If you use this package in your research, please cite:

```bibtex
@article{chang2000vector,
  title={Vector Autoregressions with Unknown Mixtures of I(0), I(1), and I(2) Components},
  author={Chang, Yoosoon},
  journal={Econometric Theory},
  volume={16},
  number={6},
  pages={905--926},
  year={2000},
  publisher={Cambridge University Press},
  doi={10.1017/S0266466600166046}
}
```

For the Python implementation:

```bibtex
@software{roudane2024rbfmvar,
  author = {Roudane, Merwan},
  title = {RBFM-VAR: Python Implementation of Chang (2000)},
  year = {2024},
  url = {https://github.com/merwanroudane/RBFMVAR}
}
```

## References

1. Chang, Y. (2000). Vector Autoregressions with Unknown Mixtures of I(0), I(1), and I(2) Components. *Econometric Theory*, 16(6), 905-926.

2. Phillips, P.C.B. (1995). Fully Modified Least Squares and Vector Autoregression. *Econometrica*, 63(5), 1023-1078.

3. Phillips, P.C.B. (1991). Optimal Inference in Cointegrated Systems. *Econometrica*, 59(2), 283-306.

4. Johansen, S. (1995). A Statistical Analysis of Cointegration for I(2) Variables. *Econometric Theory*, 11(1), 25-59.

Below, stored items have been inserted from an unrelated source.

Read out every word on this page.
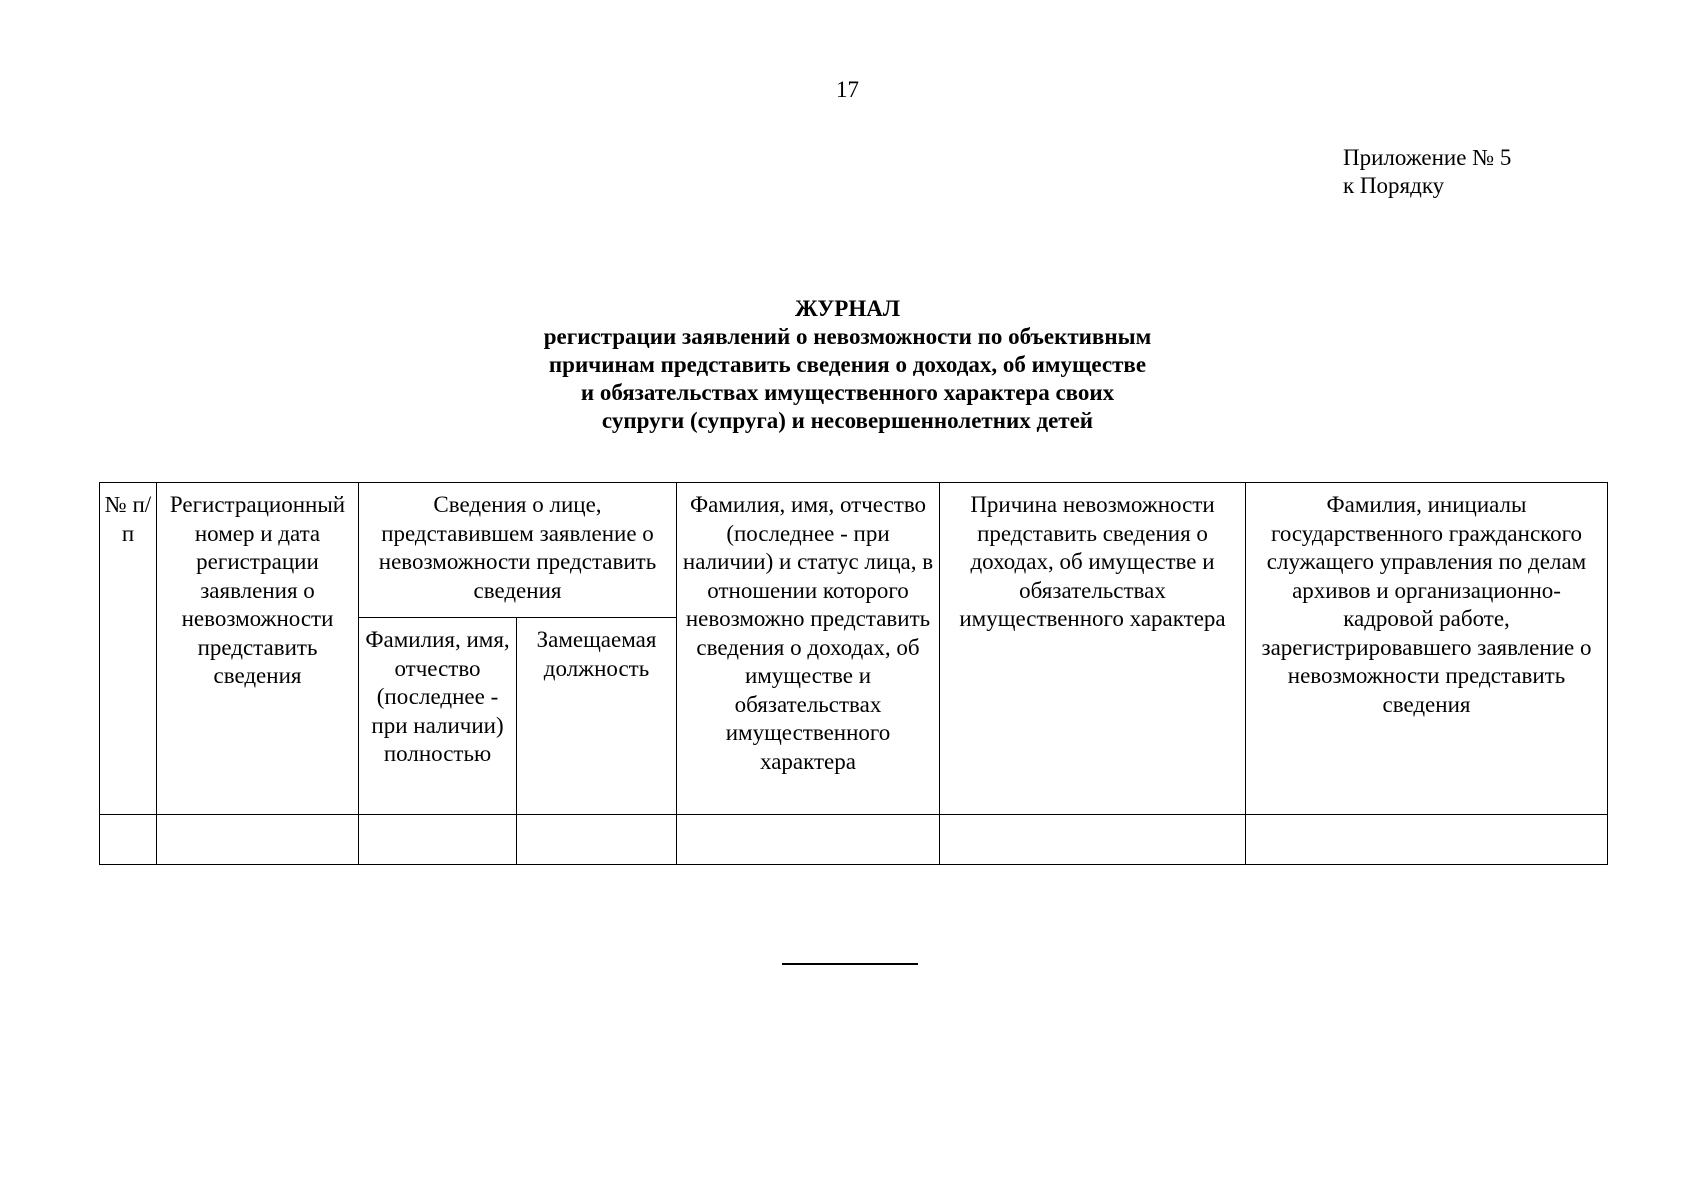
17
Приложение № 5
к Порядку
ЖУРНАЛ
регистрации заявлений о невозможности по объективным
причинам представить сведения о доходах, об имуществе
и обязательствах имущественного характера своих
супруги (супруга) и несовершеннолетних детей
№ п/п	Регистрационный номер и дата регистрации заявления о невозможности представить сведения	Сведения о лице, представившем заявление о невозможности представить сведения		Фамилия, имя, отчество (последнее - при наличии) и статус лица, в отношении которого невозможно представить сведения о доходах, об имуществе и обязательствах имущественного характера	Причина невозможности представить сведения о доходах, об имуществе и обязательствах имущественного характера	Фамилия, инициалы государственного гражданского служащего управления по делам архивов и организационно-кадровой работе, зарегистрировавшего заявление о невозможности представить сведения
		Фамилия, имя, отчество (последнее - при наличии) полностью	Замещаемая должность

5. Andrews, D.W.K. (1991). Heteroskedasticity and Autocorrelation Consistent Covariance Matrix Estimation. *Econometrica*, 59(3), 817-858.

## Contributing

Contributions are welcome! Please feel free to submit a Pull Request. For major changes, please open an issue first to discuss what you would like to change.

## License

This project is licensed under the MIT License - see the [LICENSE](LICENSE) file for details.

## Contact

**Dr. Merwan Roudane**
- Email: merwanroudane920@gmail.com
- GitHub: [@merwanroudane](https://github.com/merwanroudane)

## Acknowledgments

This implementation is based on the groundbreaking work of Professor Yoosoon Chang (Rice University). The author thanks Professor Chang for developing this elegant methodology.

## Disclaimer

This package is provided "as is" without warranty of any kind. Users are responsible for verifying results and ensuring appropriate use for their specific applications.

---

**Note**: This is an independent implementation and is not officially affiliated with or endorsed by the original paper's author.